News and Press Releases

Pharmaceutical Company Owner Pleads Guilty to Conspiracy to Distribute Chemicals Used to Make Methamphetamine

October 29, 2002

Reno, Nev. - Daniel G. Bogden, United States Attorney for the District of Nevada, Tim Landrum, Assistant Special Agent-in-Charge of the Drug Enforcement Administration (DEA) for the Las Vegas Field Office, Byram Tichenor, Special Agent-in-Charge of Internal Revenue Service Criminal Investigation (IRS-CI) in Nevada, and Sheriff Jerry Keller of the Las Vegas Metropolitan Police Department (LVMPD), announce that MICHAEL UZAN, age 43, a resident of St. George, Utah, pleaded guilty in U.S. District Court in Las Vegas, Nevada, today to Conspiracy to Possess and Distribute Pseudoephedrine, violations of Title 21, United States Code, Sections 846 and 841 (c)(2), and Money Laundering, a violation of Title 18, United States Code, Section 1957. UZAN also agreed to forfeit as proceeds of the conspiracy, over $1 million in seized funds, a sum of money totaling $5.5 million, a 2001 Porsche Boxster automobile, a 2002 Jaguar sedan automobile, and a house in St. George, Utah.

UZAN was one of eight individuals indicted in federal court in Las Vegas on October 10, 2001, and charged with various counts of conspiracy and distribution and possession of pseudoephedrine, a nasal decongestant used to manufacture methamphetamine. UZAN pleaded guilty pursuant to plea agreement. Six defendants remain scheduled for trial.

According to court documents, from approximately March 2000 through September 26, 2001, UZAN and seven other defendants conspired to possess and distribute pseudoephedrine, knowing and having reasonable cause to believe it would be used to manufacture methamphetamine. UZAN and his wife, one of the co-defendants, owned MDI Pharmaceuticals, Inc., in Dillon, Montana, which shipped over 1700 cases of pseudoephedrine, mainly to convenience stores, small markets, smoke shops, and gift shops in Las Vegas, Utah, Colorado, and Michigan. Several destinations were false business fronts opened by members of the conspiracy to receive pseudoephedrine shipments. Members of the conspiracy in turn sold the pseudoephedrine to methamphetamine manufacturers, including undercover agents posing as manufacturers.

Sentencing is scheduled for January 24, 2003, before Chief U.S. District Judge Philip M. Pro. Under federal statutes, UZAN faces up to 20 years in prison and a $250,000 fine for the conspiracy charge, and up to 10 years in prison and a $1.8 million fine for the money laundering charge.
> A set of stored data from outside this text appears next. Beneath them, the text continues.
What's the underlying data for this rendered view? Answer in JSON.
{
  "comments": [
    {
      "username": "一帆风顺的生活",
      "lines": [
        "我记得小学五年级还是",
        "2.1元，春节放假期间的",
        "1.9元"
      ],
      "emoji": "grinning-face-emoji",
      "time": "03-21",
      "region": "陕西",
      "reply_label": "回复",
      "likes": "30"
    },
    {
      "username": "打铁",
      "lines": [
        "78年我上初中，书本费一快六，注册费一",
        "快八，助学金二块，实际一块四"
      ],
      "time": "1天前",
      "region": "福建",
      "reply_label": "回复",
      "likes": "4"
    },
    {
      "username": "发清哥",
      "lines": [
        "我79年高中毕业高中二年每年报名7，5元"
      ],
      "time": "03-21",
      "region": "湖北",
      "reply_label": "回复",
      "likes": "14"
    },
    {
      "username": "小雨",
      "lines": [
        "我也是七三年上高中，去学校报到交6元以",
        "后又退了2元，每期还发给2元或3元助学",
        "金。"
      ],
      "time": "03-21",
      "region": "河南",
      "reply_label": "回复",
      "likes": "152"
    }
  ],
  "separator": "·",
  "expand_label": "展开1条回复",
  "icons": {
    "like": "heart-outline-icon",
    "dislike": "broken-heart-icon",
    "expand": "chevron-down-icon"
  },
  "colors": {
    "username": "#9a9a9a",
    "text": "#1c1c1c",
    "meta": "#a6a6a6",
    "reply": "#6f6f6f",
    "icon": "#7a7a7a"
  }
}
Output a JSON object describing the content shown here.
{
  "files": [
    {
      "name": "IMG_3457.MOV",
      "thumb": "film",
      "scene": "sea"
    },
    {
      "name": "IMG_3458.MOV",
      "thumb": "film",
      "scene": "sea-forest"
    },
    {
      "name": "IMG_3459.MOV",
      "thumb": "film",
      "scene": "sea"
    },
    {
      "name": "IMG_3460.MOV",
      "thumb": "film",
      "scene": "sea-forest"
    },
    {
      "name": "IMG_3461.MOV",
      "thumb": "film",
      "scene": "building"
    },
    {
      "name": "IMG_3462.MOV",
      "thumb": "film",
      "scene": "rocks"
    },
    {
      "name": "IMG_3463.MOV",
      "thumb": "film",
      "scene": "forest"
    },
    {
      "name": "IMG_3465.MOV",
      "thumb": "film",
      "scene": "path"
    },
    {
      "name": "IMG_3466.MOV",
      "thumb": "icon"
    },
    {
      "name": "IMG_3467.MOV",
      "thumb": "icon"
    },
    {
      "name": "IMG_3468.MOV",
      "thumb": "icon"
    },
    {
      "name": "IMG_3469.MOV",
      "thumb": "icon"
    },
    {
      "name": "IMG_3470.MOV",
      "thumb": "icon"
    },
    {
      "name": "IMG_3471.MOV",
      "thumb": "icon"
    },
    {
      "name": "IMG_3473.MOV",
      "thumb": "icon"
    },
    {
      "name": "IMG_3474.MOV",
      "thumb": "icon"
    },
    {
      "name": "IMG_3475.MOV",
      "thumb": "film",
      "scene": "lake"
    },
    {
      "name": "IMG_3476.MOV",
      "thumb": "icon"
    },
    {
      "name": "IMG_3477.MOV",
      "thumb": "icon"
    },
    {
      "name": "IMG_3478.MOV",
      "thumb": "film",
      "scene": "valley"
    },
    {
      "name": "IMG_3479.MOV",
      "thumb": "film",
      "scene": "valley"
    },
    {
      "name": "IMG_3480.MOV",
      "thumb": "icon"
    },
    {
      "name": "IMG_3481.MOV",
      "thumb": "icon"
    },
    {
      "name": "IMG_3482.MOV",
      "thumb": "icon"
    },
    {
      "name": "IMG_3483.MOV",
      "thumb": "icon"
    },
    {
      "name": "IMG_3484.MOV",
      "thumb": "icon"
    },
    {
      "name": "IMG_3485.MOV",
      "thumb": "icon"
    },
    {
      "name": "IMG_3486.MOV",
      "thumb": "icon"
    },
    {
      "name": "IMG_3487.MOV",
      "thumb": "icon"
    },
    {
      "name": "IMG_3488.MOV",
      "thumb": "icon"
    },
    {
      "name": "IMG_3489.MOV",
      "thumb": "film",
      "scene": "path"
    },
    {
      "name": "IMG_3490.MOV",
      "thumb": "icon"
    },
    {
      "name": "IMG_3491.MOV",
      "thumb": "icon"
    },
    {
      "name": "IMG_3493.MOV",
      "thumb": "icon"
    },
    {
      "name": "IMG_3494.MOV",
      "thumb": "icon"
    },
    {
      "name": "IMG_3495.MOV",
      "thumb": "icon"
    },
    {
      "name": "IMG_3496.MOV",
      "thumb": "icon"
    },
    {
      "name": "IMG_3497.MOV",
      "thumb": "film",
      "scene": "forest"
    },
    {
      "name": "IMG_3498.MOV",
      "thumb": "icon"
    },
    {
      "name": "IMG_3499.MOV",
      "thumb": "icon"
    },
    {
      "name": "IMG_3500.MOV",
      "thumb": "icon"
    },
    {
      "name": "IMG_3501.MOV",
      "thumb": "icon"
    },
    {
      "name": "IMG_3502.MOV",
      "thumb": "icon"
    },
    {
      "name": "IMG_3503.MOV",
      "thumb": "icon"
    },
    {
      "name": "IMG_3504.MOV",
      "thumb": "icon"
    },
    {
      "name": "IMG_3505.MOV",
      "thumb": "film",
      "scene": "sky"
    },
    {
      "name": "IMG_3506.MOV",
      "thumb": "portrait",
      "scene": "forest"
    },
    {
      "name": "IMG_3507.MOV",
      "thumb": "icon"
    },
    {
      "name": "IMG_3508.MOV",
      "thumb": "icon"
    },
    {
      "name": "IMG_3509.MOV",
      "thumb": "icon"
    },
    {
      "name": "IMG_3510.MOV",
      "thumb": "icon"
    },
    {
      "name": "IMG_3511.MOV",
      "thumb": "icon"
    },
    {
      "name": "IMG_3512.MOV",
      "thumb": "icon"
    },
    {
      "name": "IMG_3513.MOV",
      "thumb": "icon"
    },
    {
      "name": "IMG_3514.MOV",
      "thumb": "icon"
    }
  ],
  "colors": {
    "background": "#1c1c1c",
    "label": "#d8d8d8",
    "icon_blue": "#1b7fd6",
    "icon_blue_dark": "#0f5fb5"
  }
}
The actual sentence, however, will be dictated by the United States Sentencing Guidelines.

UZAN has been in custody since his arrest in Dillon, Montana, in September 2001, and remains in custody pending sentencing.

The case is being investigated by Special Agents of the DEA and IRS-CI and LVMPD narcotics detectives, and is being prosecuted by Assistant U.S. Attorney Peter Ko.